His name doesn’t matter. It changes with every job, with every passport, with every set of forged documents to get through one border to the next without trouble. It changes with every occupation he is said to carry in locations he has never been to, but very few people gather he isn’t all his counterfeit identity seems to be. Sometimes he is new in town, most the time he is simply someone they haven’t run into and he knows well enough to keep himself informed just in case questions of a dubious nature come around. What tailor doesn’t know how to hem the inseam of a pair of trousers? What barkeep gets by without knowing a thing or two about mixing drinks?
Not knowing is a quick way to blow cover.
He’s nothing of the sort as he sits in the confines of an almost frighteningly empty pub. He’s a man in a suit with a book waiting for another man, also in a suit, to join him. There is no definition to their relationship and there doesn’t need to be. They don’t need to be friends, but neither are they enemies, but nondescript parties with a deal to make – him, the handler, and the nameless, the asset.
He passes but a glance to the briefcase in tow, an inconspicuous prop piece or means of surveillance, but doubt doesn’t sing as loudly as surety that if the handler and the government he serves wants to secure the intelligence they so readily seek, they wouldn’t be so foolish with the information he is soon to give once there is a drink – whiskey, neat – set in front of him.
And it sounds ridiculous, the stories woven by the Allied governments about the activities of those within the Axis’ more clandestine operations.
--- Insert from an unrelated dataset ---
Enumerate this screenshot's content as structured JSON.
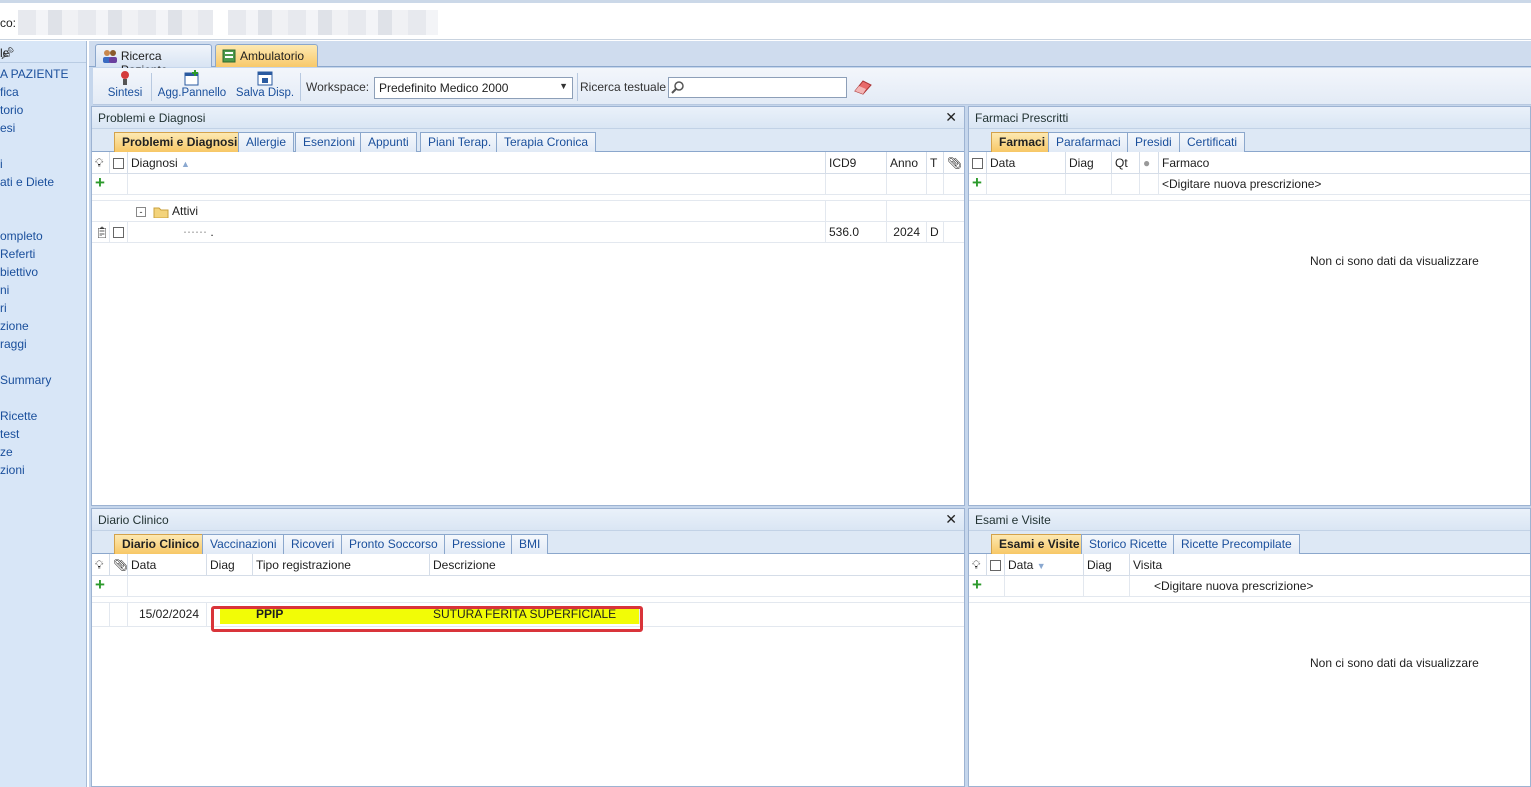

From notebooks with talk of undead remains found in crypts to suspicious laboratories in the northern edges of Europe and directives focused on the acclimation of artifacts – of supernatural beings – of a mystical standing, even with what they call ‘certifiable intelligence’, it sounds ridiculous; but curiosity knows no bounds and it takes very little to convince him to take the operation.
They don’t shake upon completion of the exchange. In fact, it is unlikely he’ll see the handler again until there is something more to report and they leave – the handler first, the asset second, but not after some time to himself to flip through the pages as if expecting something familiar.